Thanks to these outreach efforts, transistors gradually made their way into consumer products, beginning with the Sonotone 1010 hearing aid in 1952. Two years later, Texas Instruments (TI) and the Regency Division of Industrial Development Engineering Associates (IDEA, an Indianapolis-based electronics company) released the Regency TR-1, the first commercially available transistor radio (sixth image). The TR-1 was expensive ($49.95), and Consumer Reports noted that its ability to pick up signals and overall sound quality paled in comparison to other portable models. Despite these shortcomings, Americans purchased over 100,000 TR-1 units, confirming the popularity of the lightweight, pocket-sized, electronic devices that could now be produced using transistors.
The success of the TR-1 revealed how much the transistor was beginning to alter the landscape of the American electronics industry. Established east coast corporations like AT&T, IBM, and RCA now faced competition from newcomers like TI, which began selling the first silicon transistors in 1954. These devices were more difficult to manufacture than their germanium predecessors, but their superior performance inspired a growing number of people to explore the technological possibilities of silicon. Foremost among them was William Shockley, who left Bell Labs in 1955 to establish the first of many semiconductor firms in the region that would become known as Silicon Valley. The following year, he traveled to Stockholm along with Bardeen and Brattain to accept the Nobel Prize in Physics “for their researches on semiconductors and their discovery of the transistor effect.”
Over the coming decades, engineers continued to design smaller, faster transistors and new products capitalizing on their ability to detect and amplify electrical signals.

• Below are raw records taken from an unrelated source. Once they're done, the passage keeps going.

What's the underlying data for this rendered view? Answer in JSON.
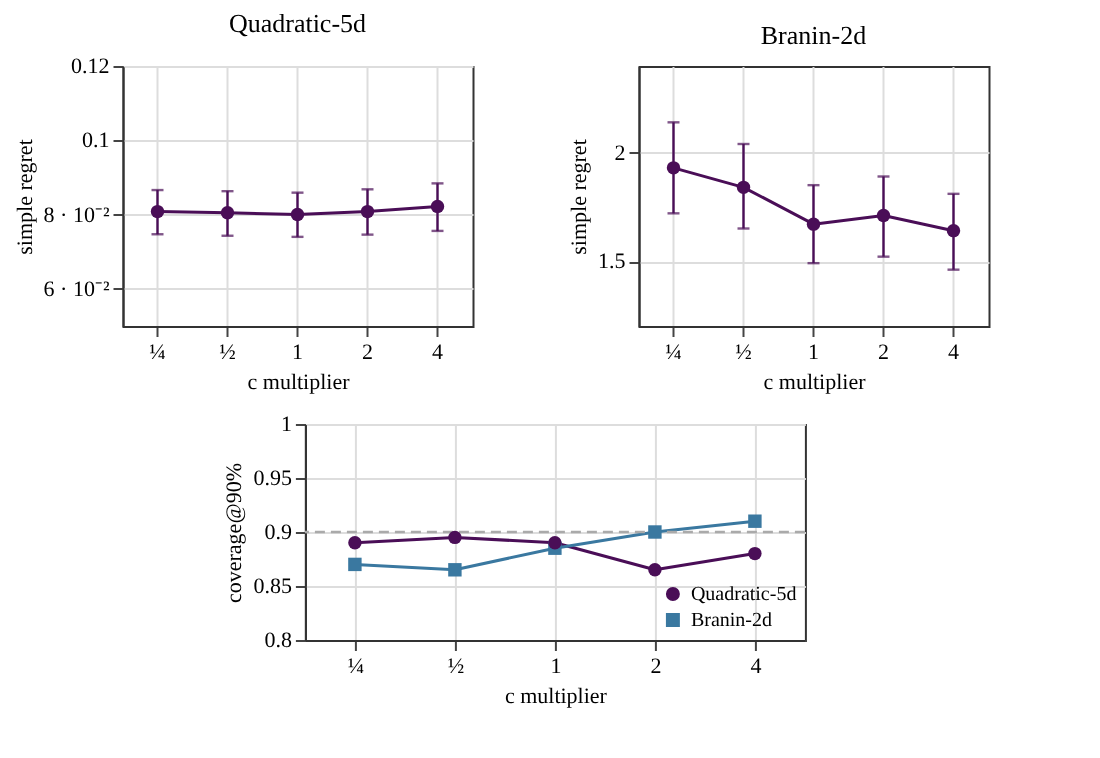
{
  "chart_data": [
    {
      "type": "line",
      "title": "Quadratic-5d",
      "xlabel": "c multiplier",
      "ylabel": "simple regret",
      "categories": [
        "¼",
        "½",
        "1",
        "2",
        "4"
      ],
      "series": [
        {
          "color": "#4a0e57",
          "values": [
            0.0808,
            0.0805,
            0.08,
            0.0808,
            0.0822
          ],
          "errors": [
            [
              0.0747,
              0.0866
            ],
            [
              0.0743,
              0.0863
            ],
            [
              0.074,
              0.0859
            ],
            [
              0.0746,
              0.0868
            ],
            [
              0.0756,
              0.0884
            ]
          ]
        }
      ],
      "ylim": [
        0.05,
        0.12
      ],
      "yticks": [
        {
          "value": 0.06,
          "label": "6 · 10⁻²"
        },
        {
          "value": 0.08,
          "label": "8 · 10⁻²"
        },
        0.1,
        0.12
      ],
      "grid": true,
      "marker": "circle"
    },
    {
      "type": "line",
      "title": "Branin-2d",
      "xlabel": "c multiplier",
      "ylabel": "simple regret",
      "categories": [
        "¼",
        "½",
        "1",
        "2",
        "4"
      ],
      "series": [
        {
          "color": "#4a0e57",
          "values": [
            1.93,
            1.84,
            1.67,
            1.71,
            1.64
          ],
          "errors": [
            [
              1.72,
              2.14
            ],
            [
              1.65,
              2.04
            ],
            [
              1.49,
              1.85
            ],
            [
              1.52,
              1.89
            ],
            [
              1.46,
              1.81
            ]
          ]
        }
      ],
      "ylim": [
        1.2,
        2.4
      ],
      "yticks": [
        1.5,
        2
      ],
      "grid": true,
      "marker": "circle"
    },
    {
      "type": "line",
      "xlabel": "c multiplier",
      "ylabel": "coverage@90%",
      "categories": [
        "¼",
        "½",
        "1",
        "2",
        "4"
      ],
      "series": [
        {
          "name": "Quadratic-5d",
          "color": "#4a0e57",
          "marker": "circle",
          "values": [
            0.89,
            0.895,
            0.89,
            0.865,
            0.88
          ]
        },
        {
          "name": "Branin-2d",
          "color": "#3a78a0",
          "marker": "square",
          "values": [
            0.87,
            0.865,
            0.885,
            0.9,
            0.91
          ]
        }
      ],
      "ylim": [
        0.8,
        1
      ],
      "yticks": [
        0.8,
        0.85,
        0.9,
        0.95,
        1
      ],
      "grid": true,
      "legend": "bottom right",
      "ref_lines": [
        {
          "axis": "y",
          "value": 0.9,
          "color": "#aaaaaa",
          "line_style": "dashed"
        }
      ]
    }
  ]
}
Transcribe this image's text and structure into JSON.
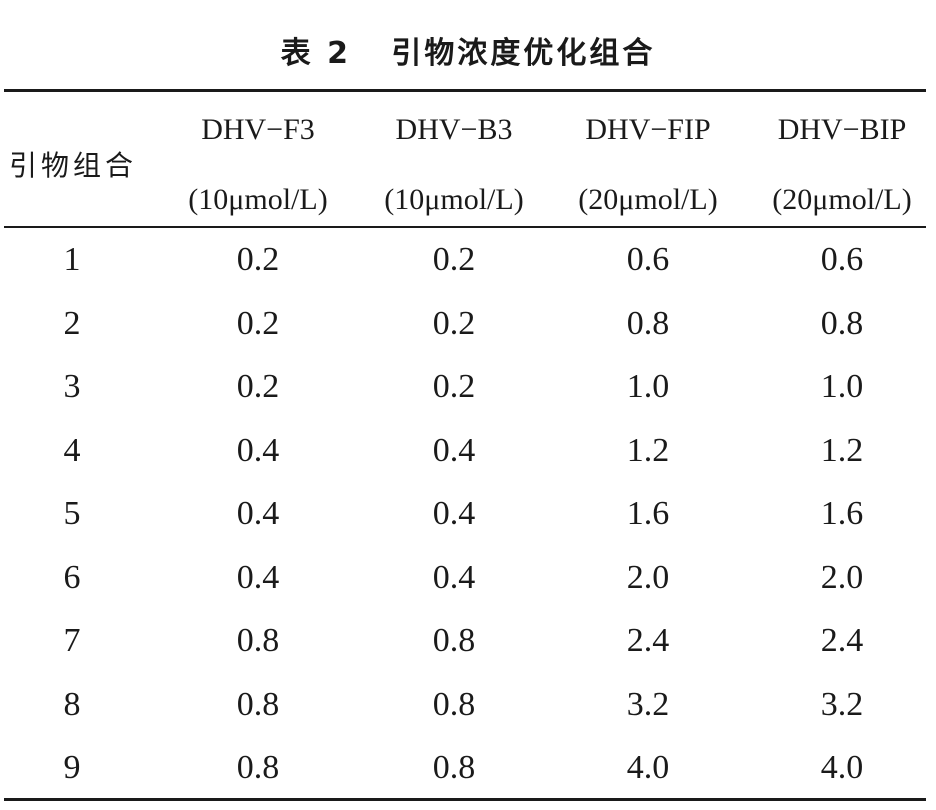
{
  "caption": "表 2   引物浓度优化组合",
  "header": {
    "row_label": "引物组合",
    "columns": [
      {
        "name": "DHV−F3",
        "unit": "(10μmol/L)"
      },
      {
        "name": "DHV−B3",
        "unit": "(10μmol/L)"
      },
      {
        "name": "DHV−FIP",
        "unit": "(20μmol/L)"
      },
      {
        "name": "DHV−BIP",
        "unit": "(20μmol/L)"
      }
    ]
  },
  "rows": [
    [
      "1",
      "0.2",
      "0.2",
      "0.6",
      "0.6"
    ],
    [
      "2",
      "0.2",
      "0.2",
      "0.8",
      "0.8"
    ],
    [
      "3",
      "0.2",
      "0.2",
      "1.0",
      "1.0"
    ],
    [
      "4",
      "0.4",
      "0.4",
      "1.2",
      "1.2"
    ],
    [
      "5",
      "0.4",
      "0.4",
      "1.6",
      "1.6"
    ],
    [
      "6",
      "0.4",
      "0.4",
      "2.0",
      "2.0"
    ],
    [
      "7",
      "0.8",
      "0.8",
      "2.4",
      "2.4"
    ],
    [
      "8",
      "0.8",
      "0.8",
      "3.2",
      "3.2"
    ],
    [
      "9",
      "0.8",
      "0.8",
      "4.0",
      "4.0"
    ]
  ]
}
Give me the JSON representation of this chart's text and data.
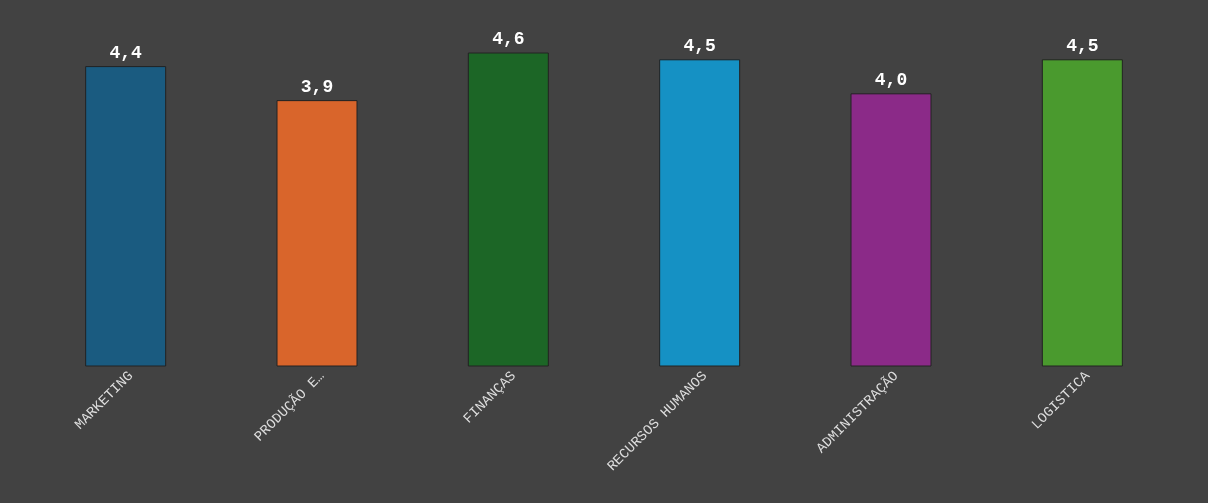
{
  "chart_data": {
    "type": "bar",
    "categories": [
      "MARKETING",
      "PRODUÇÃO E…",
      "FINANÇAS",
      "RECURSOS HUMANOS",
      "ADMINISTRAÇÃO",
      "LOGISTICA"
    ],
    "values": [
      4.4,
      3.9,
      4.6,
      4.5,
      4.0,
      4.5
    ],
    "colors": [
      "#1a5b80",
      "#d9652b",
      "#1c6626",
      "#1591c4",
      "#8b2a88",
      "#4a9a2e"
    ],
    "value_labels": [
      "4,4",
      "3,9",
      "4,6",
      "4,5",
      "4,0",
      "4,5"
    ],
    "grid": false,
    "legend": false
  }
}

The growing complexity of these systems led electrical engineers Jack Kilby (TI) and Robert Noyce (Fairchild Semiconductor) to develop the first integrated circuits, featuring multiple transistors, capacitors, or resistors on a single semiconductor substrate. Subsequent improvements in fabrication techniques led to an exponential growth in the number of transistors that could fit on a silicon wafer (famously documented in 1965 by Noyce’s colleague, Gordon Moore) and the creation of the modern microchip. Today, billions of microscopic transistors can be found in each of our laptops, cell phones, televisions, and video game systems. Together they comprise the invisible foundation of our digital world, and every single one can trace its origins to an experiment conducted seventy-five years ago today in an unassuming laboratory in New Jersey.